It’s a pizza base, it’s summery, fresh corn on the cob, and it’s cheese. All three in one excellent combination.
I’m having the year of the sweetcorn. My weekly fruit and vegetable market this season delivered ears and ears of absolutely gorgeous corn every week. I’m roasting it whole, stripping the kernels and cooking them in cream or just in butter, I’m adding it to salads or just eating it off the cob, biting round and round and round.
This is a different use of the sweetcorn – as a topping for a tart. And a good use of the odd frozen pizza dough ball sometimes knocking about the freezer. Made from scratch or shop bought – I won’t judge you.
5 things to do with a spare pizza ball
Those (superior and smug) of us who make their own pizza from scratch, dough and all, always end up with a leftover dough ball in the freezer. So what can you do with an odd frozen chunk or two of dough?
The obvious use, you can make pizza. I defrost it beforehand and proceed as with fresh, gutted that there is only one of those.
You can also make a scaccia which is another wonderful Italian food invention: pizza dough rolled out really thin and folded, folded and folded with whatever filling you have at hand. Tomato sauce. Cheese. Leftover broccoli.
Turn your back on Italy and make pissaladière with your pizza dough. It’s pizza, only French and so it is topped with things like onions and anchovies rather than tomato and cheese. De-li-choose aussi.
Go even deeper into fusion territory and fashion pretzels out of the dough. They will taste really good I promise, as long as you follow the shaping and cooking directions and sprinkle them with plenty salt crystals.
And finally my favourite: a tart. Savoury not sweet, for dinner not dessert.

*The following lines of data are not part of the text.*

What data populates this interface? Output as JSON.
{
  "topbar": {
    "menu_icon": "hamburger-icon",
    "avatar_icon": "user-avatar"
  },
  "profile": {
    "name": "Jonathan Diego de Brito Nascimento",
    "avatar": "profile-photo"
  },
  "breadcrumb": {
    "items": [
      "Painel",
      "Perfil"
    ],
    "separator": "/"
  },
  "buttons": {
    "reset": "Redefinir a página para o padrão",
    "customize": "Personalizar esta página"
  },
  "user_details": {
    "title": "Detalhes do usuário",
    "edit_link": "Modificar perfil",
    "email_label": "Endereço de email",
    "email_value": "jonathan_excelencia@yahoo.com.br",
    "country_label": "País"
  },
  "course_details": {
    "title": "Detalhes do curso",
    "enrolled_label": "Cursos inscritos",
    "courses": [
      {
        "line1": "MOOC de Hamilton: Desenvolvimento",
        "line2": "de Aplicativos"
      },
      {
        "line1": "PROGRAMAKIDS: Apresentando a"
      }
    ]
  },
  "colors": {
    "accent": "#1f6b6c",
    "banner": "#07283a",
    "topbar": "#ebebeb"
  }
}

I never top it with anything heavy or stodgy, no meat but rather plants, green ones like beet leaves, spinach – or with sweetcorn.
How to make corn tart base from pizza dough
You could just roll out the dough and use it like that but it might end up dry. I like to zing it up and turn it into something more similar to short crust, be it Italian or French.

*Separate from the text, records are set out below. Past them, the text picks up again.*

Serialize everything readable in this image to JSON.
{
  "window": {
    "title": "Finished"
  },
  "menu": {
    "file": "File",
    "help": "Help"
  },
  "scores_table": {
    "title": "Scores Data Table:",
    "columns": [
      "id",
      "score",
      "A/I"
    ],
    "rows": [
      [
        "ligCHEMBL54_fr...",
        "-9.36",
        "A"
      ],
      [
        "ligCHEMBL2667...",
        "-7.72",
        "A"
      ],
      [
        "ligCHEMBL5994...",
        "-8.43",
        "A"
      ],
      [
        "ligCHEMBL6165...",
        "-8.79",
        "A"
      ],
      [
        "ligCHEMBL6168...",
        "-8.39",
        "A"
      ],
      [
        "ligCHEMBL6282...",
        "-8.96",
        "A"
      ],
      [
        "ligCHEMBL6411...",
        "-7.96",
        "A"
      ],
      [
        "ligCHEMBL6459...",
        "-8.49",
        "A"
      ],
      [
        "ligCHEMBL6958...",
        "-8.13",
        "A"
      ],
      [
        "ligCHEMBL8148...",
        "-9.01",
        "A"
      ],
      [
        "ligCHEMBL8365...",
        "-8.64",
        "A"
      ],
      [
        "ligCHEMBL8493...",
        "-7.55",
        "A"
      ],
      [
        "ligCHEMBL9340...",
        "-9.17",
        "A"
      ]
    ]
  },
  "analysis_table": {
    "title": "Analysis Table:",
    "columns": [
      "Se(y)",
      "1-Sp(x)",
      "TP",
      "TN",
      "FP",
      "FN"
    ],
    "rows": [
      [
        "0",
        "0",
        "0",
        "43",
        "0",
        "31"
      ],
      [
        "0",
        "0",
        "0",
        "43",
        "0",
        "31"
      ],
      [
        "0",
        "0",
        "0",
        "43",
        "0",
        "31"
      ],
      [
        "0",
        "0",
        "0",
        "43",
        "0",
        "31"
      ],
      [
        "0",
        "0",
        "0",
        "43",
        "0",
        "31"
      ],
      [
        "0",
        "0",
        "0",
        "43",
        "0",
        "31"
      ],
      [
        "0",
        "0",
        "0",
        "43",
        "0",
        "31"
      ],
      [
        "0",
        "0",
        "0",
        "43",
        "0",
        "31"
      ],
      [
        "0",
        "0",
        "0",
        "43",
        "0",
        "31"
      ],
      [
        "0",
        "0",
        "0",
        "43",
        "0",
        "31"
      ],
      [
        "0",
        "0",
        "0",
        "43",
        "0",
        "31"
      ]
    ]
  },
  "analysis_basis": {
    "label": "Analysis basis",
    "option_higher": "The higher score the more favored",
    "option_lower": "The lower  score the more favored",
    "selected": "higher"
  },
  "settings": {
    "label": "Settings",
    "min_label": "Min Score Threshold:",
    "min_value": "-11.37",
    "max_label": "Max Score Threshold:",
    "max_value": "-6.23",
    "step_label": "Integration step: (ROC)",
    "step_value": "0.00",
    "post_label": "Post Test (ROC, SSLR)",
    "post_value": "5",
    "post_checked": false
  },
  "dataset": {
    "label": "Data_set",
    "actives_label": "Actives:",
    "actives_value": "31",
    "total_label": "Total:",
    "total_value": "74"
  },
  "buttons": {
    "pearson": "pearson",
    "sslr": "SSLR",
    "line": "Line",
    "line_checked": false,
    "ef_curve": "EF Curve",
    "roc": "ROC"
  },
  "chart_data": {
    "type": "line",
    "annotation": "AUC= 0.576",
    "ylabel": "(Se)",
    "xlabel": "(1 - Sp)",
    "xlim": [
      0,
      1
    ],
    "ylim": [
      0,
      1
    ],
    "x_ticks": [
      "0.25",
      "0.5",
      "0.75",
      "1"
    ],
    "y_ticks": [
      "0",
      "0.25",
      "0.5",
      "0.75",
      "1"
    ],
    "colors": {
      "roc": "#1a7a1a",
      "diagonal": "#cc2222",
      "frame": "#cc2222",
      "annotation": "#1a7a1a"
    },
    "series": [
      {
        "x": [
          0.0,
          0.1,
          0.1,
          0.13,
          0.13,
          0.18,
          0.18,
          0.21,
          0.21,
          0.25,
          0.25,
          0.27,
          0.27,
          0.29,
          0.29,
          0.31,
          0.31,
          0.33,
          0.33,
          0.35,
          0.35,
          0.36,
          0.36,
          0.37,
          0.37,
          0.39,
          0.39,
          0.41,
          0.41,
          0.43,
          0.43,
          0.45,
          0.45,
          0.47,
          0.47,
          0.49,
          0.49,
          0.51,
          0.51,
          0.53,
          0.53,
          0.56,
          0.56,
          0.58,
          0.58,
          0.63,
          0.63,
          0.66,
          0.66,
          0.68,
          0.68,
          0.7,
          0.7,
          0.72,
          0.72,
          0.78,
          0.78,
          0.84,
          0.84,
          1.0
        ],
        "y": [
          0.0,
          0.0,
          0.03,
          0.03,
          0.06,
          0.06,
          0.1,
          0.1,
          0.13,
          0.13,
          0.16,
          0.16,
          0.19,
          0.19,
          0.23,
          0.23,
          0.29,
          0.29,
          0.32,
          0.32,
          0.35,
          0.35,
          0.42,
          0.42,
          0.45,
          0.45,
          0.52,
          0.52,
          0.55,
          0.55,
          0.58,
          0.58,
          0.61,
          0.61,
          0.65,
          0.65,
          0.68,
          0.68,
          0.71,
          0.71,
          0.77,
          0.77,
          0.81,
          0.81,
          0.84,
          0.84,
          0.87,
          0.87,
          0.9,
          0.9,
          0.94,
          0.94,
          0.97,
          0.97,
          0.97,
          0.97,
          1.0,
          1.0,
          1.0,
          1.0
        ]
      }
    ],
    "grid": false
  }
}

All it needs is a little oil and cheese kneaded into the dough, or oil and a lot of cheese, depending on your appetite. I roll the dough out roughly, drizzle it with oil then sprinkle cheese and knead it back up hotch-potch style. Roll, drizzle, repeat.
I also like to build my tart in a hot frying pan to crisp the base up and even char it a little. Then I slip it onto a baking tray and finish it off in the oven.
The topping of the corn tart
It couldn’t be simpler as it’s just cooked corn kernels, stripped off the cob. You might want to conventionally boil the cobs but I swear by roasting them as the flavour is incomparably nicer.
So when the base is sizzling faintly in the pan, scatter the kernels all over. Season with smoked paprika if you like and add plenty of chopped coriander. And then the cheese – my portion was sensible but up the ante if you wish and use even twice as much.
It’s gorgeous warm and really nice cold as well. And yes, you can use frozen cooked sweetcorn on it out of season.